Não adianta nada você gostar do capitalismo se acredita que ele é baseado na exploração da mais-
valia e que sua única chance de sobrevivência reside em fazer concessões cada vez maiores à
militância socialista detentora do monopólio dos valores morais e das esperanças de futuro.
Ou você acredita que o capitalismo encarna valores morais inegociáveis e que ele é a única
esperança de dias melhores para a humanidade, ou é mais lógico você desistir logo dele e arrumar
uma carteirinha do PSTU.
***
P. S. — Se você é católico, não se sinta obrigado a dizer amém à declaração do Papa de que Karl
Marx “forneceu uma imagem clara do homem vitimado por bandidos”. Não é uma sentença
doutrinal ex cathedra , é apenas uma opinião individual que todo católico tem o direito e até o dever
de contestar. Não adianta nada o meu caro Reinaldo Azevedo tentar atenuar o sentido da frase,
dizendo que ela não é propriamente um elogio a Karl Marx. A declaração não impressiona pelo que
insinua a favor de Karl Marx, mas pelo que diz claramente contra os capitalistas: são bandidos.

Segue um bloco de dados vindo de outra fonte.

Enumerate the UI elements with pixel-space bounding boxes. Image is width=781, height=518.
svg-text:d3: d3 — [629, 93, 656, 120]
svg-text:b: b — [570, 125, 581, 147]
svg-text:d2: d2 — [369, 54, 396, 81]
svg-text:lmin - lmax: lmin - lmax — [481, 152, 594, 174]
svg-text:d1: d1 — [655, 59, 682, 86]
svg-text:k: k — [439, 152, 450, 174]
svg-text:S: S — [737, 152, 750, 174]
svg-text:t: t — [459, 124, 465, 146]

Assim os descreveu Karl Marx, e o Papa considera essa descrição uma “imagem clara”. E o mais
bonito é que a ela o ex-cardeal Ratzinger não tem a objetar senão que Karl Marx, limitando-se à
esfera material, não foi ao fundo espiritual do problema. Portanto, na perspectiva papal, não basta
denunciar o mal econômico da exploração da mais valia: é preciso sondar as dimensões espirituais
dessa abominação. Que eu saiba, esse é o programa da Teologia da Libertação: adornar a estupidez
marxista com pretextos espirituais colhidos da religião cristã. Cabe recordar que, no trato disciplinar
com os Boffs e Gutierres, Ratzinger sempre se limitou às reprimendas paternais sem o mínimo efeito
prático, ao mesmo tempo que, para os católicos tradicionais, reservava a mais grave das punições: a
excomunhão. Não espanta que um Pedro Casaldáliga não lhe tenha respeito nenhum e lhe passe pitos
em público. A ninguém os comunistas desprezam mais do que a seus colaboradores discretos no seio
da “direita”. Nossos direitistas deveriam aprender com o exemplo: quanto mais você se faz de
bonzinho, mais a esquerda lhe cospe em cima.